Foto: Chiemsee-Alpenland Tourismus
Auch Bad Reichenhall verdankt seine Sommerfrische dem Wasser. Vor dem historischen Gradierhaus liegt feiner Solenebel in der Luft, während schattige Parks und Spazierwege entlang der Saalach angenehme Abkühlung bieten. Schon im 19. Jahrhundert zog genau diese Kombination aus Alpenluft und Sole Kurgäste aus ganz Europa an. In der Zugspitzregion gehört kaltes Wasser sogar zum Gesundheitsprogramm. Beim Angebot „Cold Power“ in Garmisch-Partenkirchen stehen Kneipp-Anwendungen, Wassertreten und kurze Tauchgänge in eiskalte Gebirgsbäche auf dem Programm. Nur wenige Minuten entfernt rauscht die Partnach durch ihre spektakuläre Klamm, deren enge Felswände selbst an heißen Tagen für angenehm kühle Temperaturen sorgen.

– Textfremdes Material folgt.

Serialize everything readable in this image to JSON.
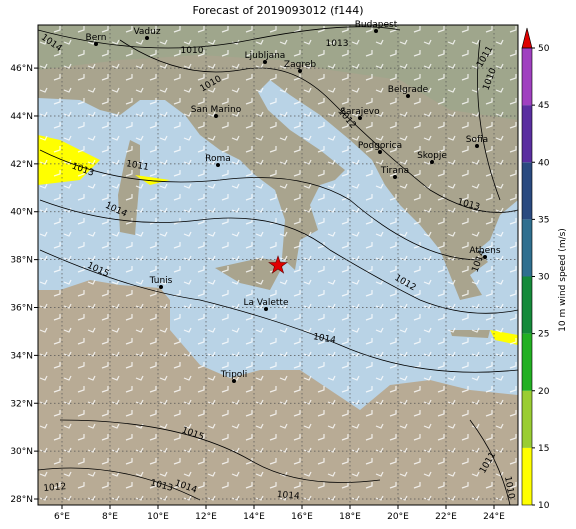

Im Pfaffenwinkel entspringen die Schönachquellen beinahe unvermittelt zwischen bewaldeten Hügeln. Nicht weit entfernt führt ein Spaziergang durch den Eibenwald Paterzell, eines der größten natürlichen Eibenvorkommen Deutschlands. Zwischen den uralten Bäumen plätschern kleine Wasserläufe durch den schattigen Wald.
5. Für alle, die Sommerfrische mit Geschichte verbinden
Mit jedem Meter über den Chiemsee rückt Schloss Herrenchiemsee näher. Zunächst zeichnet sich nur die Silhouette der Insel am Horizont ab, dann wachsen Kuppeln, Türme und Parkanlagen langsam aus dem Wasser empor. König Ludwig II. ließ hier sein berühmtes »bayerisches Versailles« errichten.
Nur eine kurze Schifffahrt entfernt geht es auf der Fraueninsel deutlich ruhiger zu. Fischerboote schaukeln am Ufer, das Kloster Frauenwörth prägt seit mehr als 1.200 Jahren das Bild der kleinen Insel und Cafés sowie Gastgärten laden mit Blick auf den Chiemsee zu einer Pause ein.

Foto: Chiemsee-Alpenland Tourismus / Thomas Kujat
Auch auf Isar und Loisach lebt ein Stück Geschichte weiter. Über Jahrhunderte transportierten Flöße Holz, Salz und andere Waren bis nach München und Wien. Heute erinnern Floßfahrten im Tölzer Land an diese Tradition. Statt Waren befinden sich nun Musik, Brotzeit und Gäste an Bord – der Weg über den Fluss ist derselbe geblieben.